Under La. R.S. 23:632, reasonable attorney fees are to be awarded in the event of a well-founded suit for unpaid wages. Thus we affirm the trial court's award of attorney's fees to Williams.

As for Williams's claim for additional attorney fees on appeal, however, it is well settled that when an appellee neither appeals nor answers the appeal, he is not entitled to additional attorney fees for legal services rendered on appeal. See La. C.C.P. art. 2133; Zavala v. St. Joe Brick Works, 07-2217, p. 10 (La.App. 1st Cir.10/31/08), 999 So.2d 13, 21. Although Williams requested additional attorney fees in his appellate brief, he did not properly request them by answering this appeal or filing his own appeal. We therefore decline to award any additional attorney fees in connection with this appeal.

CONCLUSION

The judgment of the trial court is affirmed. All costs of this appeal are assessed to the defendant-appellee, Dutchtown Pharmacy, L.L.C.

AFFIRMED.

DOWNING, J., concurs.

McCLENDON, J., concurs in part and dissents in part and assigns reasons.

McCLENDON, J., concurs in part and dissents in part and assigns reasons.

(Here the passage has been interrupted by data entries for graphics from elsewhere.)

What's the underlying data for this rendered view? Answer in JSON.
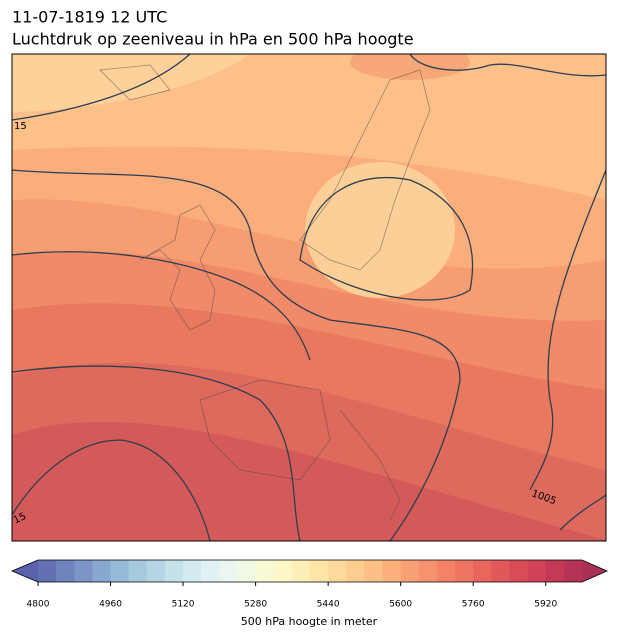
{
  "title": "11-07-1819 12 UTC",
  "subtitle": "Luchtdruk op zeeniveau in hPa en 500 hPa hoogte",
  "contour_labels": [
    "15",
    "15",
    "1005"
  ],
  "colorbar": {
    "label": "500 hPa hoogte in meter",
    "clim": [
      4800,
      6000
    ],
    "ticks": [
      4800,
      4960,
      5120,
      5280,
      5440,
      5600,
      5760,
      5920
    ],
    "colors": [
      "#6470b4",
      "#6f83bd",
      "#7c95c6",
      "#88a8cf",
      "#95b9d6",
      "#a6c9de",
      "#b5d5e5",
      "#c4e1ec",
      "#d3eaf1",
      "#e1f1f4",
      "#ebf6f0",
      "#f2f9e3",
      "#f8fad5",
      "#fdf7c7",
      "#fdefb7",
      "#fde5a8",
      "#fdda9b",
      "#fdcd8f",
      "#fcbf85",
      "#fbb07c",
      "#f9a174",
      "#f6926d",
      "#f28367",
      "#ed7561",
      "#e8665e",
      "#e0585a",
      "#d84c58",
      "#cf4257",
      "#c23a56",
      "#b53355"
    ],
    "under_color": "#5a62ac",
    "over_color": "#a93055"
  }
}
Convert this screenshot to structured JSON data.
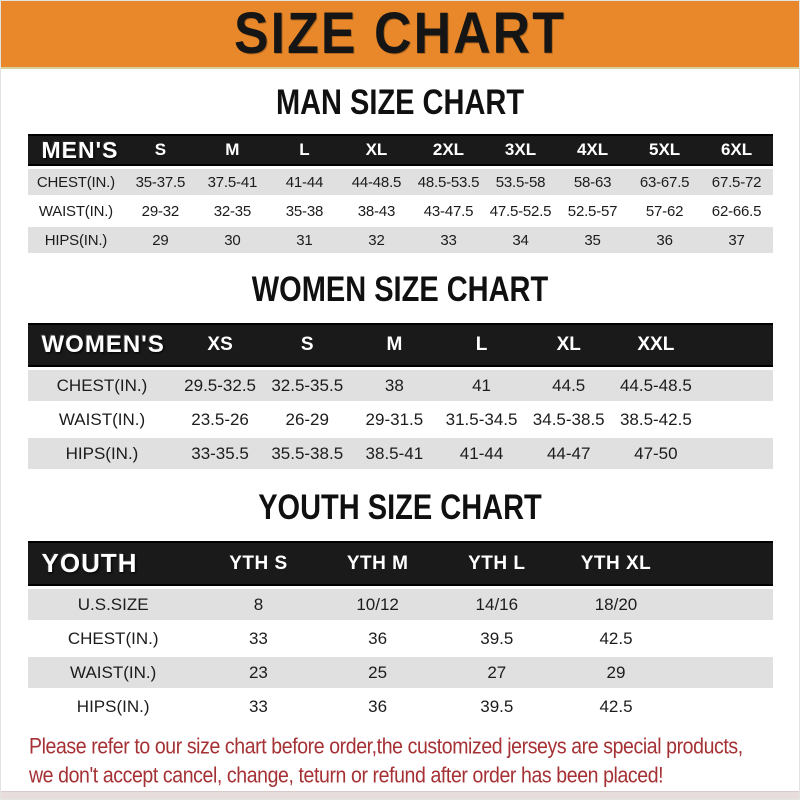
{
  "banner": {
    "title": "SIZE CHART"
  },
  "sections": {
    "men": {
      "heading": "MAN SIZE CHART",
      "label": "MEN'S",
      "sizes": [
        "S",
        "M",
        "L",
        "XL",
        "2XL",
        "3XL",
        "4XL",
        "5XL",
        "6XL"
      ],
      "rows": [
        {
          "label": "CHEST(IN.)",
          "values": [
            "35-37.5",
            "37.5-41",
            "41-44",
            "44-48.5",
            "48.5-53.5",
            "53.5-58",
            "58-63",
            "63-67.5",
            "67.5-72"
          ]
        },
        {
          "label": "WAIST(IN.)",
          "values": [
            "29-32",
            "32-35",
            "35-38",
            "38-43",
            "43-47.5",
            "47.5-52.5",
            "52.5-57",
            "57-62",
            "62-66.5"
          ]
        },
        {
          "label": "HIPS(IN.)",
          "values": [
            "29",
            "30",
            "31",
            "32",
            "33",
            "34",
            "35",
            "36",
            "37"
          ]
        }
      ]
    },
    "women": {
      "heading": "WOMEN SIZE CHART",
      "label": "WOMEN'S",
      "sizes": [
        "XS",
        "S",
        "M",
        "L",
        "XL",
        "XXL"
      ],
      "rows": [
        {
          "label": "CHEST(IN.)",
          "values": [
            "29.5-32.5",
            "32.5-35.5",
            "38",
            "41",
            "44.5",
            "44.5-48.5"
          ]
        },
        {
          "label": "WAIST(IN.)",
          "values": [
            "23.5-26",
            "26-29",
            "29-31.5",
            "31.5-34.5",
            "34.5-38.5",
            "38.5-42.5"
          ]
        },
        {
          "label": "HIPS(IN.)",
          "values": [
            "33-35.5",
            "35.5-38.5",
            "38.5-41",
            "41-44",
            "44-47",
            "47-50"
          ]
        }
      ]
    },
    "youth": {
      "heading": "YOUTH SIZE CHART",
      "label": "YOUTH",
      "sizes": [
        "YTH S",
        "YTH M",
        "YTH L",
        "YTH XL"
      ],
      "rows": [
        {
          "label": "U.S.SIZE",
          "values": [
            "8",
            "10/12",
            "14/16",
            "18/20"
          ]
        },
        {
          "label": "CHEST(IN.)",
          "values": [
            "33",
            "36",
            "39.5",
            "42.5"
          ]
        },
        {
          "label": "WAIST(IN.)",
          "values": [
            "23",
            "25",
            "27",
            "29"
          ]
        },
        {
          "label": "HIPS(IN.)",
          "values": [
            "33",
            "36",
            "39.5",
            "42.5"
          ]
        }
      ]
    }
  },
  "footer": {
    "line1": "Please refer to our size chart before order,the customized jerseys are special products,",
    "line2": "we don't accept cancel, change, teturn or refund after order has been placed!"
  },
  "colors": {
    "banner_orange": "#E8882B",
    "band_black": "#1A1A1A",
    "row_gray": "#E0E0E0",
    "footer_red": "#A53134"
  }
}
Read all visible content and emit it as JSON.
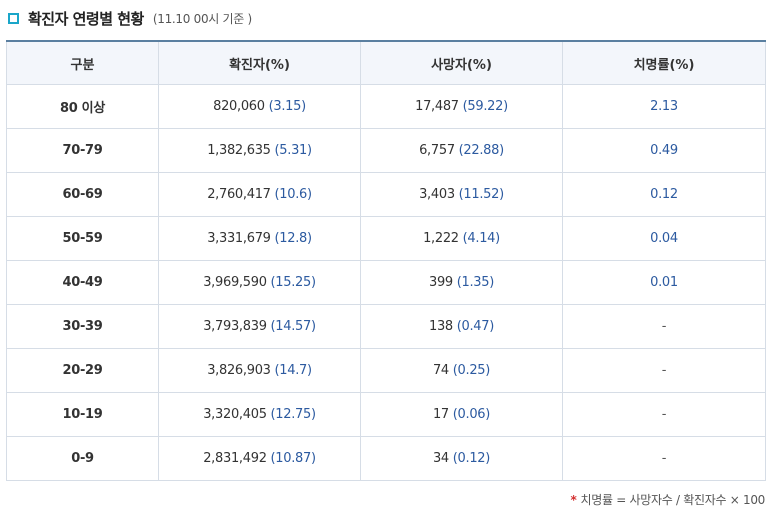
{
  "header": {
    "title": "확진자 연령별 현황",
    "subtitle": "(11.10 00시 기준 )"
  },
  "table": {
    "columns": [
      "구분",
      "확진자(%)",
      "사망자(%)",
      "치명률(%)"
    ],
    "rows": [
      {
        "age": "80 이상",
        "cases": "820,060",
        "cases_pct": "(3.15)",
        "deaths": "17,487",
        "deaths_pct": "(59.22)",
        "fatality": "2.13"
      },
      {
        "age": "70-79",
        "cases": "1,382,635",
        "cases_pct": "(5.31)",
        "deaths": "6,757",
        "deaths_pct": "(22.88)",
        "fatality": "0.49"
      },
      {
        "age": "60-69",
        "cases": "2,760,417",
        "cases_pct": "(10.6)",
        "deaths": "3,403",
        "deaths_pct": "(11.52)",
        "fatality": "0.12"
      },
      {
        "age": "50-59",
        "cases": "3,331,679",
        "cases_pct": "(12.8)",
        "deaths": "1,222",
        "deaths_pct": "(4.14)",
        "fatality": "0.04"
      },
      {
        "age": "40-49",
        "cases": "3,969,590",
        "cases_pct": "(15.25)",
        "deaths": "399",
        "deaths_pct": "(1.35)",
        "fatality": "0.01"
      },
      {
        "age": "30-39",
        "cases": "3,793,839",
        "cases_pct": "(14.57)",
        "deaths": "138",
        "deaths_pct": "(0.47)",
        "fatality": "-"
      },
      {
        "age": "20-29",
        "cases": "3,826,903",
        "cases_pct": "(14.7)",
        "deaths": "74",
        "deaths_pct": "(0.25)",
        "fatality": "-"
      },
      {
        "age": "10-19",
        "cases": "3,320,405",
        "cases_pct": "(12.75)",
        "deaths": "17",
        "deaths_pct": "(0.06)",
        "fatality": "-"
      },
      {
        "age": "0-9",
        "cases": "2,831,492",
        "cases_pct": "(10.87)",
        "deaths": "34",
        "deaths_pct": "(0.12)",
        "fatality": "-"
      }
    ]
  },
  "footnote": {
    "marker": "*",
    "text": "치명률 = 사망자수 / 확진자수 × 100"
  },
  "colors": {
    "accent": "#1aa6c9",
    "header_bg": "#f3f6fb",
    "border": "#d6dde6",
    "pct_text": "#2c5aa0",
    "footnote_marker": "#d32f2f"
  },
  "icons": {
    "title_bullet": "square-bullet-icon"
  }
}
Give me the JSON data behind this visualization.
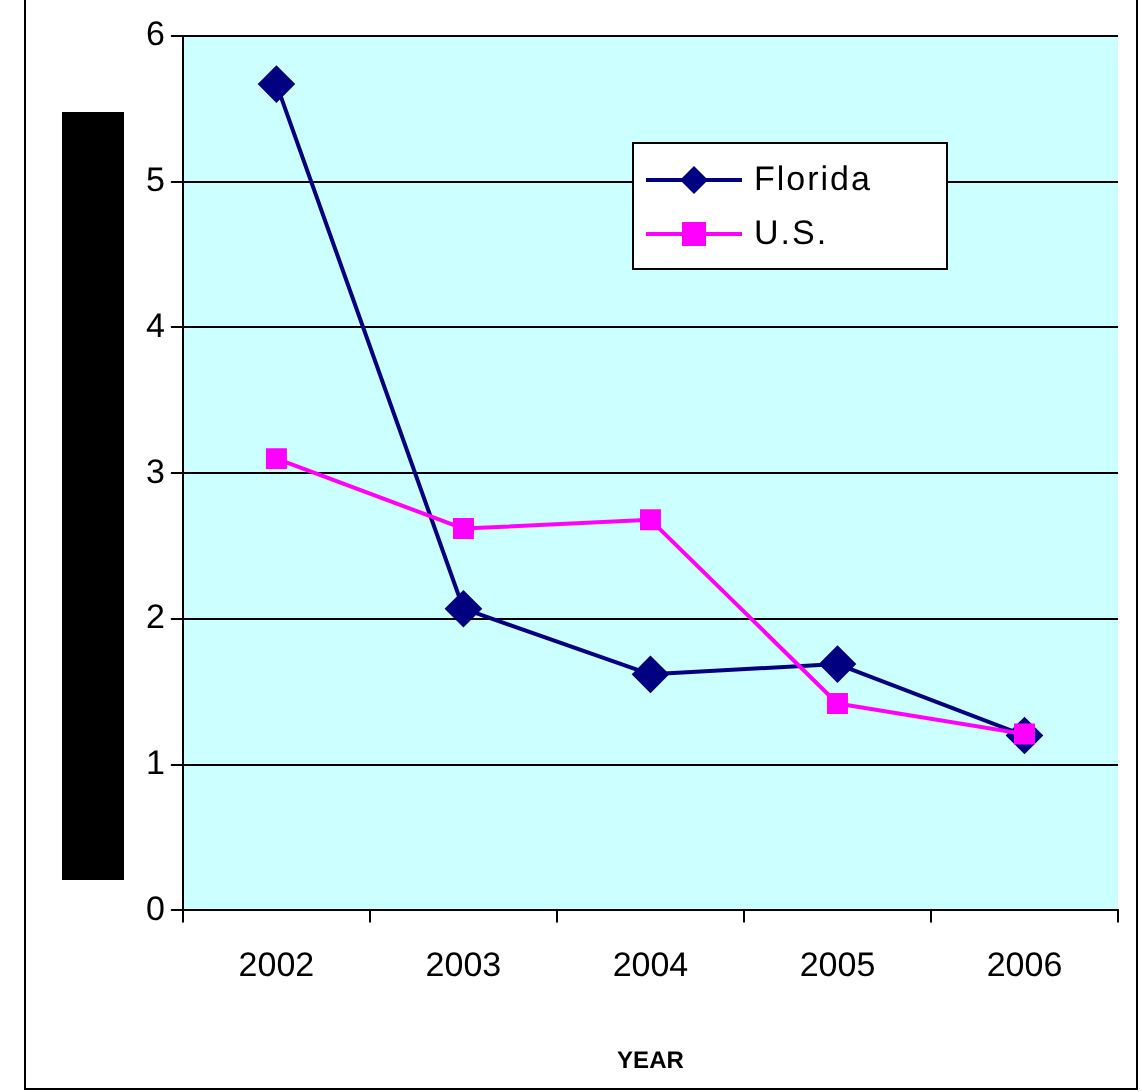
{
  "chart_data": {
    "type": "line",
    "xlabel": "YEAR",
    "categories": [
      "2002",
      "2003",
      "2004",
      "2005",
      "2006"
    ],
    "series": [
      {
        "name": "Florida",
        "color": "#000080",
        "marker": "diamond",
        "values": [
          5.67,
          2.07,
          1.62,
          1.69,
          1.2
        ]
      },
      {
        "name": "U.S.",
        "color": "#ff00ff",
        "marker": "square",
        "values": [
          3.1,
          2.62,
          2.68,
          1.42,
          1.21
        ]
      }
    ],
    "ylim": [
      0,
      6
    ],
    "yticks": [
      0,
      1,
      2,
      3,
      4,
      5,
      6
    ],
    "grid": "y",
    "legend": "top right",
    "line_style": "solid"
  }
}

I respectfully disagree to the extent the majority concludes that the plaintiff was entitled to three weeks of vacation pay. Although testimony was presented *228 at the hearing to show that another pharmacist was paid the remainder of his vacation pay following his termination, that pharmacist had worked the majority of the year, whereas the instant plaintiffs employment terminated in January. Additionally, the mere fact that plaintiff had previously been told that he would receive three weeks of vacation in 2008 does not indicate that the entirety of the vacation vested on January 1, 2008. Based on the facts presented herein, I find the reasoning of my colleagues in Chapman v. Ebeling, 47,710 (La.App. 2 Cir. 12/13/06), 945 So.2d 222, instructive. Thus, I would find that a payment of an accrued portion, based on the pro-rata amount of time employed during 2008, is the appropriate method of calculating plaintiffs vacation time.

NOTES

[1] The trial court apparently did not resolve the issue of whether Williams resigned from Dutchtown or was fired for failure to sign the employment contract. That determination, however, is unnecessary for resolving the ultimate issue in question.

[2] Louisiana Revised Statutes 23:631(A)(1)(a) and (b) generally provide that upon the discharge or resignation of any laborer or other employee of any kind whatever, it shall be the duty of the employer to pay the amount then due under the terms of employment, whether the employment is by the hour, day, week, or month, on or before the next regular payday or no later than fifteen days after discharge or separation, whichever occurs first.

[3] Any employer who fails or refuses to comply with the provisions of R.S. 23:631 shall be liable to the employee either for ninety days wages at the employee's daily rate of pay, or else for full wages from the time the employee's demand for payment is made until the employer shall pay or tender the amount of unpaid wages due to such employee, whichever is the lesser amount of penalty wages. Reasonable attorney fees shall be allowed the laborer or employee by the court which shall be taxed as costs to be paid by the employer, in the event a well-founded suit for any unpaid wages whatsoever be filed by the laborer or the employee after three days shall have elapsed from time of making the first demand following discharge or resignation.